I spent a week with them when my Mamaw passed away. The room I stayed in looked like Marie Antoinette threw up all over it. Their doberman slept with me(probably to make sure I didn't try to steal anything) and I was surrounded by Jean's collection of dolls. Some Marie Osmond dolls, some very fine porcelain dolls, I'm not up on my collectibles, but there were dolls every where. She had a little log cabin in the front yard, the size of a child's playhouse, set up like a life size doll house. She loved her collection, they made her happy, maybe filled that void for the little girl she never had. Everything was very feminine and ruffledy all over the house except for the few spaces that housed my dad's odd collection of things.
November 1995
I don't know how Jean's life has been since her son and his wife moved in with her. We lost contact. When he(doofus, crackhead son) called my uncle he didn't know what to do about burying her. She had been gone a week and was still laying on a slab in the morgue. She had wanted to donate her body to science but it was so full of disease they turned her down. There was some nonsense about a cemetary and it being underconstruction, and then "I want to cremate her but don't have the money, but it's okay the county will bury her". That is so very wrong. She had her life together before all this. She had money, her house was almost paid for if not paid for, good insurance, and to end up like this. My brother talked to some people at the Sheriff's Department and they told him if her son would contact them they would take care of her. My brother was going to tell my uncle who could then maybe contact her son and hopefully she will get a proper burial.

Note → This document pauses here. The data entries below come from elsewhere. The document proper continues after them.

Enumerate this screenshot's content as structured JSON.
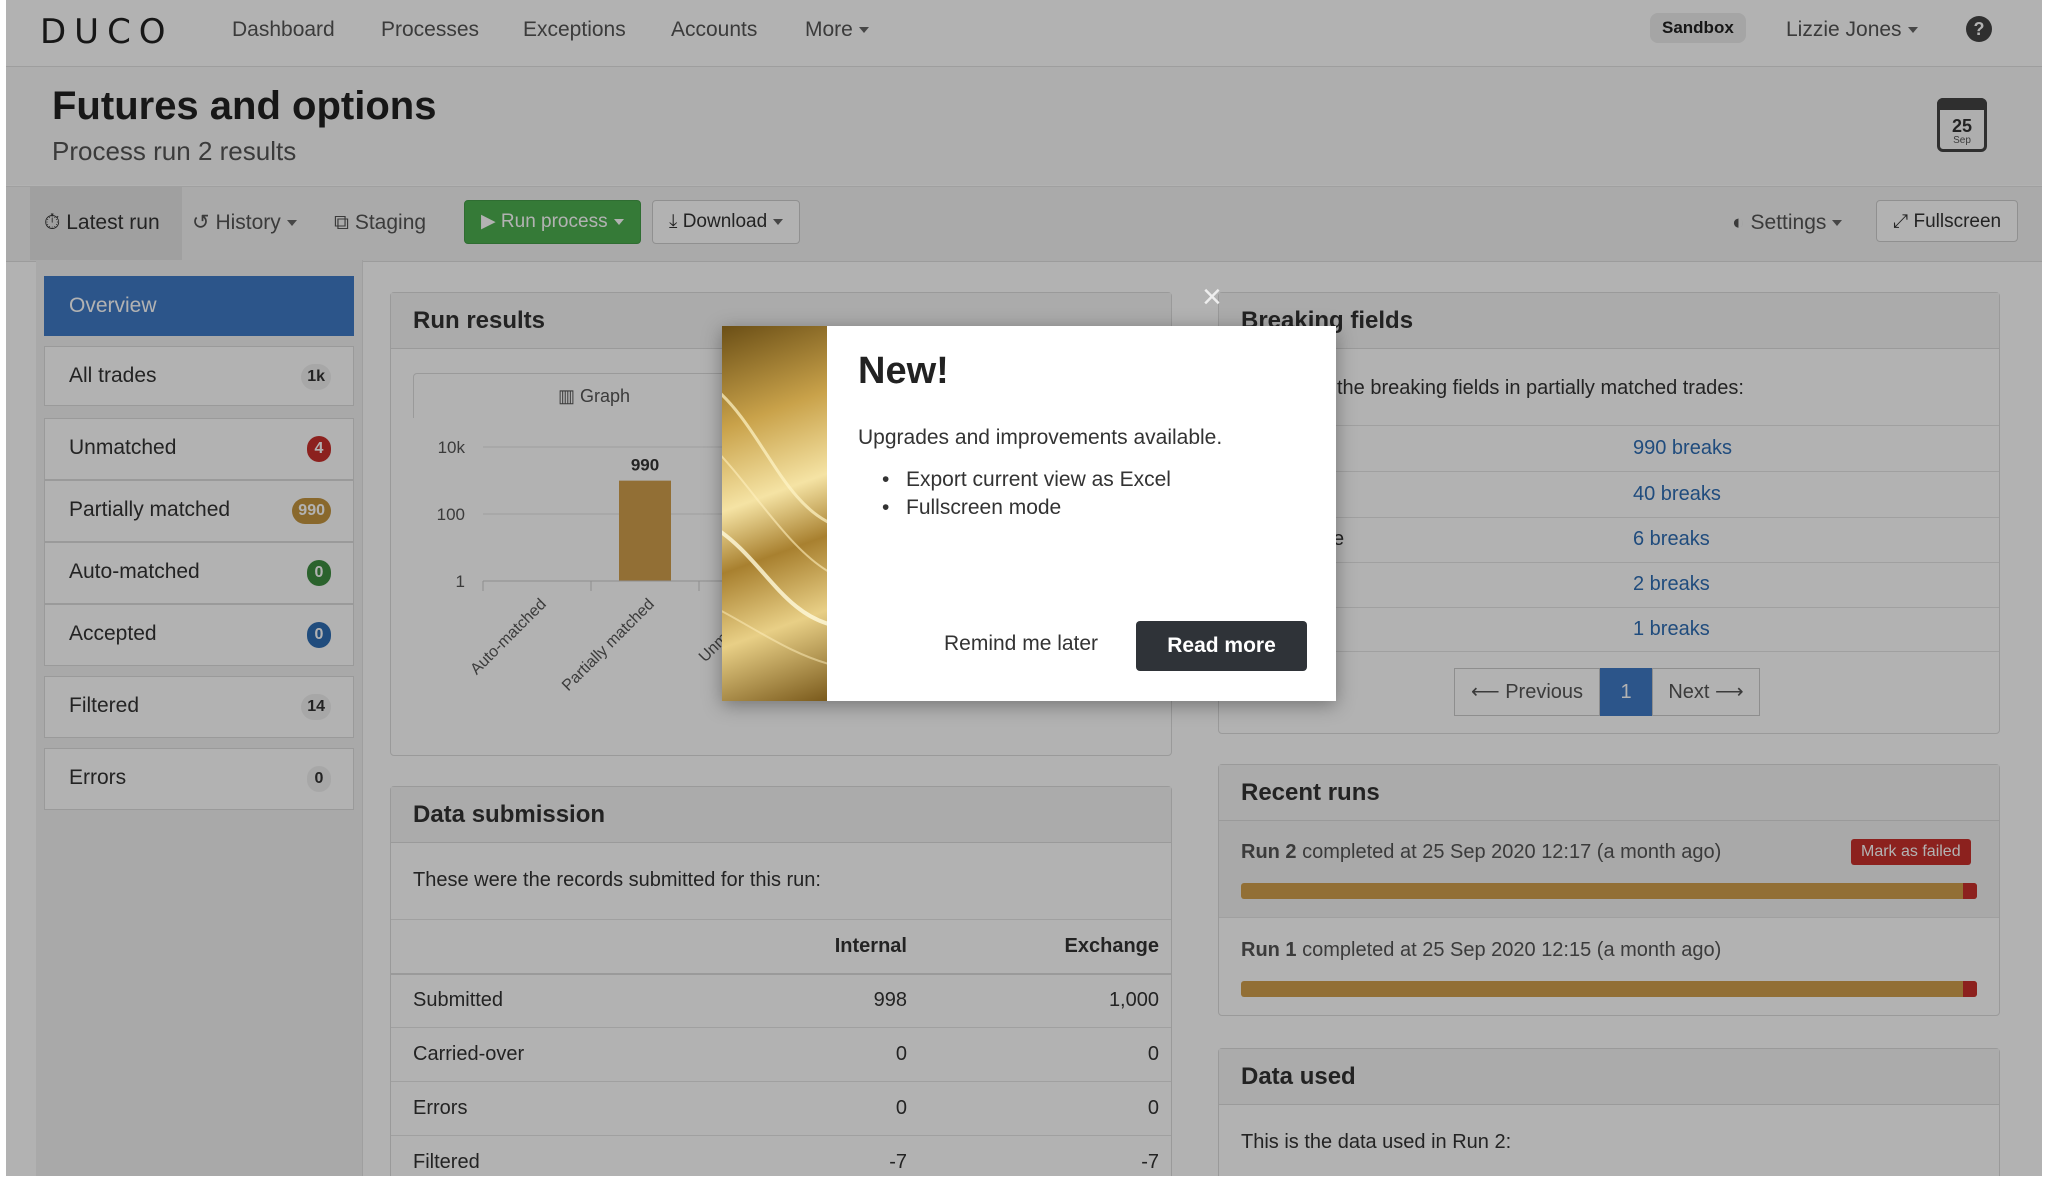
{
  "app": {
    "logo": "DUCO",
    "nav": [
      "Dashboard",
      "Processes",
      "Exceptions",
      "Accounts",
      "More"
    ],
    "env_badge": "Sandbox",
    "user": "Lizzie Jones",
    "help_glyph": "?"
  },
  "header": {
    "title": "Futures and options",
    "subtitle": "Process run 2 results",
    "calendar_day": "25",
    "calendar_month": "Sep"
  },
  "toolbar": {
    "latest_run": "Latest run",
    "history": "History",
    "staging": "Staging",
    "run_process": "Run process",
    "download": "Download",
    "settings": "Settings",
    "fullscreen": "Fullscreen"
  },
  "sidebar": {
    "items": [
      {
        "label": "Overview",
        "badge": ""
      },
      {
        "label": "All trades",
        "badge": "1k"
      },
      {
        "label": "Unmatched",
        "badge": "4"
      },
      {
        "label": "Partially matched",
        "badge": "990"
      },
      {
        "label": "Auto-matched",
        "badge": "0"
      },
      {
        "label": "Accepted",
        "badge": "0"
      },
      {
        "label": "Filtered",
        "badge": "14"
      },
      {
        "label": "Errors",
        "badge": "0"
      }
    ]
  },
  "run_results": {
    "title": "Run results",
    "tab_graph": "Graph"
  },
  "chart_data": {
    "type": "bar",
    "categories": [
      "Auto-matched",
      "Partially matched",
      "Unmatched"
    ],
    "values": [
      0,
      990,
      4
    ],
    "value_labels": [
      "",
      "990",
      ""
    ],
    "yscale": "log",
    "yticks": [
      "1",
      "100",
      "10k"
    ],
    "ylim": [
      1,
      10000
    ],
    "bar_color": "#d19f4c"
  },
  "data_submission": {
    "title": "Data submission",
    "intro": "These were the records submitted for this run:",
    "columns": [
      "Internal",
      "Exchange"
    ],
    "rows": [
      {
        "label": "Submitted",
        "internal": "998",
        "exchange": "1,000"
      },
      {
        "label": "Carried-over",
        "internal": "0",
        "exchange": "0"
      },
      {
        "label": "Errors",
        "internal": "0",
        "exchange": "0"
      },
      {
        "label": "Filtered",
        "internal": "-7",
        "exchange": "-7"
      }
    ]
  },
  "breaking_fields": {
    "title": "Breaking fields",
    "intro": "the breaking fields in partially matched trades:",
    "partial_label": "e",
    "breaks": [
      "990 breaks",
      "40 breaks",
      "6 breaks",
      "2 breaks",
      "1 breaks"
    ],
    "pager": {
      "prev": "Previous",
      "current": "1",
      "next": "Next"
    }
  },
  "recent_runs": {
    "title": "Recent runs",
    "runs": [
      {
        "name": "Run 2",
        "text": "completed at 25 Sep 2020 12:17 (a month ago)",
        "action": "Mark as failed"
      },
      {
        "name": "Run 1",
        "text": "completed at 25 Sep 2020 12:15 (a month ago)"
      }
    ]
  },
  "data_used": {
    "title": "Data used",
    "intro": "This is the data used in Run 2:"
  },
  "modal": {
    "heading": "New!",
    "body": "Upgrades and improvements available.",
    "bullets": [
      "Export current view as Excel",
      "Fullscreen mode"
    ],
    "remind": "Remind me later",
    "read_more": "Read more",
    "close": "×"
  },
  "colors": {
    "primary": "#3f7ac6",
    "success": "#4caf50",
    "danger": "#c9302c",
    "gold": "#d19f4c"
  }
}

Jean, may you R.I.P., tell my daddy hi and give him a hug for me and I hope that you are now at peace and pain free for the first time in many, many years.
7 comments:
Isn't it funny how pulling out Moulin Rouge and seeing that hoop made you think. I am sorry about your step-mother's death and that you didn't know. Sometimes it's therapy to just write it all down.
Melissa, I'm so sorry about Jean. Sometimes people we love make bad choices for themselves, and there's really not much you can do. Such a sad story, and I know you're hurting. You had to let go once, and I'm sure it feels as though you're going through it again. I hope you can find some peace.
Oh Melissa, I am sorry to read about Jean. Its hard when all these memories come up like that. You tried your best in this relationship. Thanks for sharing the story with us.
(((((((((((((((((Melissa))))))))))))))) I'm sorry about Jean. The crackhead son--well, karma is a b*tch.
Your MR looks great--love the red!
wow, what a story! great stitching, btw...
Your 13 Colonies looks fantastic as your blog header. And MR is looking lovely. It is interesting the way our minds work - pulling out that hoop and thinking about them bringing it back to you. Sorry to hear about Jean as well. It's so hard.
Wow, you're so understanding of you dad and his vices. I don't know if I could forgive that in my dad. I'm glad you're at peace with the whole situation. It must have been hard on you growing up!!